One, the metal spiral stairs that most units had, all of which seemed to be winding around in the wrong direction no matter which way they went. TheCat, who is a neurotic, demanding little dowager, would not be able to cope with these stairs. She might try them once, but from then on, she'd sit at the bottom (or top) of them, crying insistently until she was picked up. The next ten years would be spent carrying my cat up and down those stairs, because I'm such a softie that I'd actually cave to her tyrannical little demands.

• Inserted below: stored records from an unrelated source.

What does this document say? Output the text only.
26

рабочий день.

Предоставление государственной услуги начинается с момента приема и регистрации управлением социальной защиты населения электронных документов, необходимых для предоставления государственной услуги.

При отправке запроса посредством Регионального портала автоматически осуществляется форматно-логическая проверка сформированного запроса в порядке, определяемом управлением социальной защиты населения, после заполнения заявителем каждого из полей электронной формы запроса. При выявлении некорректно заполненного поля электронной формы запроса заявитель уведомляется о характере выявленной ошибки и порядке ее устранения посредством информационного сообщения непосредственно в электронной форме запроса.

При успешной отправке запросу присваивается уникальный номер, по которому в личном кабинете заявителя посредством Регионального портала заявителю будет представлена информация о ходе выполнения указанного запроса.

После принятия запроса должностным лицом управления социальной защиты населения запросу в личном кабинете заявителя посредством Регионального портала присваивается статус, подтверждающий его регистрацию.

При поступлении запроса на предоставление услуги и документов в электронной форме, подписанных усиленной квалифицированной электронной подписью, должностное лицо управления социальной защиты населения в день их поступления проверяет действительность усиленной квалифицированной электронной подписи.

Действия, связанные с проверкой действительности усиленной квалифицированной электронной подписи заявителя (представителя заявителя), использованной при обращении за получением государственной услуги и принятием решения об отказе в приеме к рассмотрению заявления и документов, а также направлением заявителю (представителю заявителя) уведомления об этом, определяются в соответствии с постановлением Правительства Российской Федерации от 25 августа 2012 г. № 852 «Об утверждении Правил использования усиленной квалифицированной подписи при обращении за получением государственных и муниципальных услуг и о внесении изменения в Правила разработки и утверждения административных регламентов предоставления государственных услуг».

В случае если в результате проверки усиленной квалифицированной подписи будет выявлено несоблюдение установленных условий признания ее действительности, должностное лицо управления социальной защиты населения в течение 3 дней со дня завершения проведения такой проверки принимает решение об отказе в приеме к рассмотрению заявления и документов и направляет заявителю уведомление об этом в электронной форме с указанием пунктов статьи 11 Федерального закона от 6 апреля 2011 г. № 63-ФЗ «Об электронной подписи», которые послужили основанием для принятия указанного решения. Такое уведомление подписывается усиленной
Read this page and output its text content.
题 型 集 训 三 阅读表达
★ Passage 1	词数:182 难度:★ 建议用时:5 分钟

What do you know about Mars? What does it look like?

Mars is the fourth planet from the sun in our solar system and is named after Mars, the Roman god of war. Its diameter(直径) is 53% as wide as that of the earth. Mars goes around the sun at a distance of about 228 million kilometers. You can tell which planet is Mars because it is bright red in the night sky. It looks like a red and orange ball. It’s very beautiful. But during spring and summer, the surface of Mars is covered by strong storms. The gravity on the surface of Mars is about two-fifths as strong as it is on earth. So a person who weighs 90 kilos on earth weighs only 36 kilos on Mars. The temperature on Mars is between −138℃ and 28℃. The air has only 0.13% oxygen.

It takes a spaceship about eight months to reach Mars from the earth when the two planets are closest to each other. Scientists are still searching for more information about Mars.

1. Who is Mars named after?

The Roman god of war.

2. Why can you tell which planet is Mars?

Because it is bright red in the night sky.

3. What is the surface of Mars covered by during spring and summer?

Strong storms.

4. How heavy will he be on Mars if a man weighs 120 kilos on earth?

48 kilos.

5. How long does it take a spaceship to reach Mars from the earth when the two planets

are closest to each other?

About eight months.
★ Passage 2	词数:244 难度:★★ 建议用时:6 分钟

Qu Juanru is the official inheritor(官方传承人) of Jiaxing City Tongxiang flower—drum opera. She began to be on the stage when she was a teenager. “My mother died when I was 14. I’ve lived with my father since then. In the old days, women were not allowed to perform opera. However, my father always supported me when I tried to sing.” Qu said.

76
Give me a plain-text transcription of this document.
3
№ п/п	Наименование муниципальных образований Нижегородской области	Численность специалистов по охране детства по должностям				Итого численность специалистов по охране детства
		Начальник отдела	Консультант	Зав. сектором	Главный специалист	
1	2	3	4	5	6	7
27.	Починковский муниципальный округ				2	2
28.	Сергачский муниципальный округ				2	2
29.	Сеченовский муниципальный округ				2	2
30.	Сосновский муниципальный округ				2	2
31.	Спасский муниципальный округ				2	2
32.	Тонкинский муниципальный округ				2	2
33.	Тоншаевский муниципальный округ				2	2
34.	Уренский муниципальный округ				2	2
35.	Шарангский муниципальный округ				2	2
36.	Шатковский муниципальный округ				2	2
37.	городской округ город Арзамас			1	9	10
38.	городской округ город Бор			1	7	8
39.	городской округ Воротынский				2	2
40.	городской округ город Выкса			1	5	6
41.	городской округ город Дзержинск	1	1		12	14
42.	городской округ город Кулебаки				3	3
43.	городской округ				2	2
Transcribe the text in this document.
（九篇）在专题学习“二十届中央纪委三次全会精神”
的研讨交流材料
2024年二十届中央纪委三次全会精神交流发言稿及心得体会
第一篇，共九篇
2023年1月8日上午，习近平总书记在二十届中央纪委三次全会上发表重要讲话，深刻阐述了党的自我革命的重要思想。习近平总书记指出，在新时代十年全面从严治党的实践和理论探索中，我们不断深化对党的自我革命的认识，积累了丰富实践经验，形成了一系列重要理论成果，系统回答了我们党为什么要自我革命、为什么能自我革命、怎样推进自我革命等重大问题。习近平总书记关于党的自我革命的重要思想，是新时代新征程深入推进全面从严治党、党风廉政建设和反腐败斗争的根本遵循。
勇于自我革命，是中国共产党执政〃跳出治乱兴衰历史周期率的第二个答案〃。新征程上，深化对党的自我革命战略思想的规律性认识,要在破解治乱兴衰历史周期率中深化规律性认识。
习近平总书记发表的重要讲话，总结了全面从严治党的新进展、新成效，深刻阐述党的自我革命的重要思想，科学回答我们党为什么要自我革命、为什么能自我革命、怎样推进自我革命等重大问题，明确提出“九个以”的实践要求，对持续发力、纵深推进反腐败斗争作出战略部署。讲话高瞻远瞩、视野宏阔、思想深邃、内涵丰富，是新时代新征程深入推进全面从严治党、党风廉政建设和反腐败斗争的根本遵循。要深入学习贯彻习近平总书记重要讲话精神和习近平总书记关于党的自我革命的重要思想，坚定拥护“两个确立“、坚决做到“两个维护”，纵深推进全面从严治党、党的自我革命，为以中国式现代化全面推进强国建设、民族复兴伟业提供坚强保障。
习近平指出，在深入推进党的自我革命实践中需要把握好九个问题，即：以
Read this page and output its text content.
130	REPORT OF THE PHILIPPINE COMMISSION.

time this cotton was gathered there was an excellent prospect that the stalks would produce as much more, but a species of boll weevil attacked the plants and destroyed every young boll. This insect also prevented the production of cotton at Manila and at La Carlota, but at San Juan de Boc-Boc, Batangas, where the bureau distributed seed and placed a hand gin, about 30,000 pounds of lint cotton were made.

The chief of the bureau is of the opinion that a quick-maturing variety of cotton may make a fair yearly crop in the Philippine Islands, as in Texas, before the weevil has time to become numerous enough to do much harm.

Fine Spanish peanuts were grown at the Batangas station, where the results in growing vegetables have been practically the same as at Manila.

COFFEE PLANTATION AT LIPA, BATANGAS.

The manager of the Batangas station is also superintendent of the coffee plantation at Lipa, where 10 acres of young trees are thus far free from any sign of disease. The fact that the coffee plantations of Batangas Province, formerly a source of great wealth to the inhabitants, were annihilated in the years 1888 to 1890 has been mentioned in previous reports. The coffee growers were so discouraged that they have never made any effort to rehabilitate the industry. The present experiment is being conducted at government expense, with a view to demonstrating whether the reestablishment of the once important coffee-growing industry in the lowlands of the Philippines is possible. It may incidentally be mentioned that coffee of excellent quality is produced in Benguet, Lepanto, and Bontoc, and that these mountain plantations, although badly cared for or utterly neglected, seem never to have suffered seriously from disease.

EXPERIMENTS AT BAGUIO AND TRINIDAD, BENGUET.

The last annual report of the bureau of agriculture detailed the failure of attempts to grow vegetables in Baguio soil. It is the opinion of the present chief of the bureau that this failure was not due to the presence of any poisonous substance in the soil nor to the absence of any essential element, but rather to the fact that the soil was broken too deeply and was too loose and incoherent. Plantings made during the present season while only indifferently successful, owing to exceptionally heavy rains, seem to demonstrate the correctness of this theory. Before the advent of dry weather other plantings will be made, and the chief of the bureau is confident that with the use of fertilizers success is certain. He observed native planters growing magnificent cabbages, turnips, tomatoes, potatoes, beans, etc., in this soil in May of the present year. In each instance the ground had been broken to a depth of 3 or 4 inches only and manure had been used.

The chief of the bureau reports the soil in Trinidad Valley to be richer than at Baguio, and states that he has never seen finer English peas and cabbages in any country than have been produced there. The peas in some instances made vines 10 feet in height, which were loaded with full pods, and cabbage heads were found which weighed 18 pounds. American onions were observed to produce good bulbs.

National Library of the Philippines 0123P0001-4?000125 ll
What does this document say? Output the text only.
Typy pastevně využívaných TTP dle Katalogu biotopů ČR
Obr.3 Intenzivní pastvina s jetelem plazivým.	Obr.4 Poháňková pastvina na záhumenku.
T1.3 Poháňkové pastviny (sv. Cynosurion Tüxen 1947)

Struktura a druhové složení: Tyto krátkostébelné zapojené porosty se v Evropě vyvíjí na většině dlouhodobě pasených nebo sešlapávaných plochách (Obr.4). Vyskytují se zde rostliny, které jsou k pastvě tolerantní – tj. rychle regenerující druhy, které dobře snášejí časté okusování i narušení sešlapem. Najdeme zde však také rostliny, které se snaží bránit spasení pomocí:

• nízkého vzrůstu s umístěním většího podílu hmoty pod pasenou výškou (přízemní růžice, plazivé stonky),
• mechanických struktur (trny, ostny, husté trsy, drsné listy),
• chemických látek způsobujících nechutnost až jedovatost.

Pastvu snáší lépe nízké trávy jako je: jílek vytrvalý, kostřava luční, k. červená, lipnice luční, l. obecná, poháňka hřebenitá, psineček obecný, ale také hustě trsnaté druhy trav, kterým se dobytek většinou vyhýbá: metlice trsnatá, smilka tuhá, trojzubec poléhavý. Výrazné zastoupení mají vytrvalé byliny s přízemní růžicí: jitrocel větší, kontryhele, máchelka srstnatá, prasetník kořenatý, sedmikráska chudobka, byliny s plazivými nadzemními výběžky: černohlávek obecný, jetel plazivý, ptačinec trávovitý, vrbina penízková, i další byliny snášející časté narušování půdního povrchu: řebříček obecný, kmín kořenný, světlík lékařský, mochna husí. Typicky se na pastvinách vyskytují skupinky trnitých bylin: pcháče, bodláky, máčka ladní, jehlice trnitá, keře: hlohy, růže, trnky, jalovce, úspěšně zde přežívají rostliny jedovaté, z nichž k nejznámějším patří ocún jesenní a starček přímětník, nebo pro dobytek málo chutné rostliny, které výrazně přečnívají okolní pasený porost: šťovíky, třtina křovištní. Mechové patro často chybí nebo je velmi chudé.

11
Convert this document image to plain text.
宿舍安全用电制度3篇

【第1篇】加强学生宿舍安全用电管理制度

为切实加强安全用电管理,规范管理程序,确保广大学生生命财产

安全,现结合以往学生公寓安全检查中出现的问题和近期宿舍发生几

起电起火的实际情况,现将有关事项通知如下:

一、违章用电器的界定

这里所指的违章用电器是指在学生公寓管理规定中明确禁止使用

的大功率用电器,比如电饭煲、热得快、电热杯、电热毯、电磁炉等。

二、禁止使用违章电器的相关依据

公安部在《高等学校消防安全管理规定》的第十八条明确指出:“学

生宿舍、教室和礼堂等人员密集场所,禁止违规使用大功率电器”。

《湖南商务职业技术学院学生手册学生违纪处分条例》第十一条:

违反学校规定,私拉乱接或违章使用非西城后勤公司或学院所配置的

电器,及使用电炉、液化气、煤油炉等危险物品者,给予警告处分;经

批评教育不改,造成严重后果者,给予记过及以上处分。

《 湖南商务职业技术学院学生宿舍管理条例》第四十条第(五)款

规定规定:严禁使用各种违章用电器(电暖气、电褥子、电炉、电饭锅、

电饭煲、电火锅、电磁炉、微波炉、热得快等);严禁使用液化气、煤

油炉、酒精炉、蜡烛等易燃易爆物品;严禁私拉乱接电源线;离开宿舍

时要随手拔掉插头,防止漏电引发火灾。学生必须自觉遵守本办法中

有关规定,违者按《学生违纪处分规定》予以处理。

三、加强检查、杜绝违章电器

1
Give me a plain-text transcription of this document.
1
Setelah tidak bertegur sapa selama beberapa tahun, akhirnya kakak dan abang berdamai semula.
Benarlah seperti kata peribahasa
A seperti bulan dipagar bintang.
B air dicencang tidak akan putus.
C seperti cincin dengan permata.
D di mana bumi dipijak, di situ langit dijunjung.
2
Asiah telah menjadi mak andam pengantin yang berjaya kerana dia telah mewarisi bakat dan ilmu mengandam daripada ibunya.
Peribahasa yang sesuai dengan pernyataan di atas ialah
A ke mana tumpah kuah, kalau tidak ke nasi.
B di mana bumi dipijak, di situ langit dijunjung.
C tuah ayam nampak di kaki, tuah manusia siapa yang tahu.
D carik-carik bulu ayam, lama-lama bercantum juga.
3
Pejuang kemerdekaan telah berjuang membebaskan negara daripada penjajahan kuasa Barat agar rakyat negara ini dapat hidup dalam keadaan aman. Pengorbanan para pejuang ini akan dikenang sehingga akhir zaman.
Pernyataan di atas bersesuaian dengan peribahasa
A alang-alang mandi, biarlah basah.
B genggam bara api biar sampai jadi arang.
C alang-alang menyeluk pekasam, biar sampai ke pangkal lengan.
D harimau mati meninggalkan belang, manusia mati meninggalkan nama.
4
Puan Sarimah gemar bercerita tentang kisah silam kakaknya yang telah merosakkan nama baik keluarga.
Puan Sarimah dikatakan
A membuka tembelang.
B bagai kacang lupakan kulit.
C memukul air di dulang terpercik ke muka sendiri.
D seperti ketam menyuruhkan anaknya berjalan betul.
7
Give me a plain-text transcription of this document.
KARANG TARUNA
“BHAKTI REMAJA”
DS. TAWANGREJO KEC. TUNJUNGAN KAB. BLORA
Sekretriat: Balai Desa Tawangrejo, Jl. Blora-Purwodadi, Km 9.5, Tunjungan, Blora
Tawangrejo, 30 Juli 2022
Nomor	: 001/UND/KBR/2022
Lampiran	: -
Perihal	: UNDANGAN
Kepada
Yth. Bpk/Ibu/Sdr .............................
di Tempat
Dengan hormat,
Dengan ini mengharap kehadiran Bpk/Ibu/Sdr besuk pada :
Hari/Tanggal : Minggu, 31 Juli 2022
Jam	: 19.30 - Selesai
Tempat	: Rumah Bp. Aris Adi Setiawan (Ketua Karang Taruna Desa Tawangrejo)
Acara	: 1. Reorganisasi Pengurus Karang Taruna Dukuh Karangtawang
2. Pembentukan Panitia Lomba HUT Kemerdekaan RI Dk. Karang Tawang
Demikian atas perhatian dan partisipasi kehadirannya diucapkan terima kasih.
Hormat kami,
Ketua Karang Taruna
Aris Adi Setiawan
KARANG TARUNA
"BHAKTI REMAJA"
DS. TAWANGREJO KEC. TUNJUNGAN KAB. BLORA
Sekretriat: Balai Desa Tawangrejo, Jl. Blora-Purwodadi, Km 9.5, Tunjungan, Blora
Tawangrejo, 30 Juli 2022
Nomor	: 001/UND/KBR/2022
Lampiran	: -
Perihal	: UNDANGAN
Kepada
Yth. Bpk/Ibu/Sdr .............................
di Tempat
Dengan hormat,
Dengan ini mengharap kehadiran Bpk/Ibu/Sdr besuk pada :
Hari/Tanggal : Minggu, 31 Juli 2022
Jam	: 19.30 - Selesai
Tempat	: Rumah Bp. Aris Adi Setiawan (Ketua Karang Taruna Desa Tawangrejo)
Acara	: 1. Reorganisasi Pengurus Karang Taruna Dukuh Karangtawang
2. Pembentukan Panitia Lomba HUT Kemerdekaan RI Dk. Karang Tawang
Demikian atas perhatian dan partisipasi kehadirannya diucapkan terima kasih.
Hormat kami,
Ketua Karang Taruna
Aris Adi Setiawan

Two, the best unit available had a loft that went along the side of the unit. The weird thing was that half of this was a catwalk between the bedroom part of the loft and a tiny, pointless little platform next to the kitchen. The catwalk was made of cool-looking metal grating that was incredibly uncomfortable to walk across even in shoes. I don't wear shoes much at home, so this is a problem.
Three, the little patios... right next to an elevated freeway. - The Extreme Fixer-Upper. This house had "good bones" and was
in a relatively nice neighborhood. Problem is, it was, to understate in the way
of realtors, "in need of TLC." "TLC" involved replastering every wall in the house
(pulling out lots of rusty nails along the way), repairing chunks of floor that had
been ripped up when cute architectural features had been removed (probably casualties of
the Great 1970s War on Good Taste) and updating a kitchen and a bathroom that hadn't had a
thing changed about them in at least 30 years.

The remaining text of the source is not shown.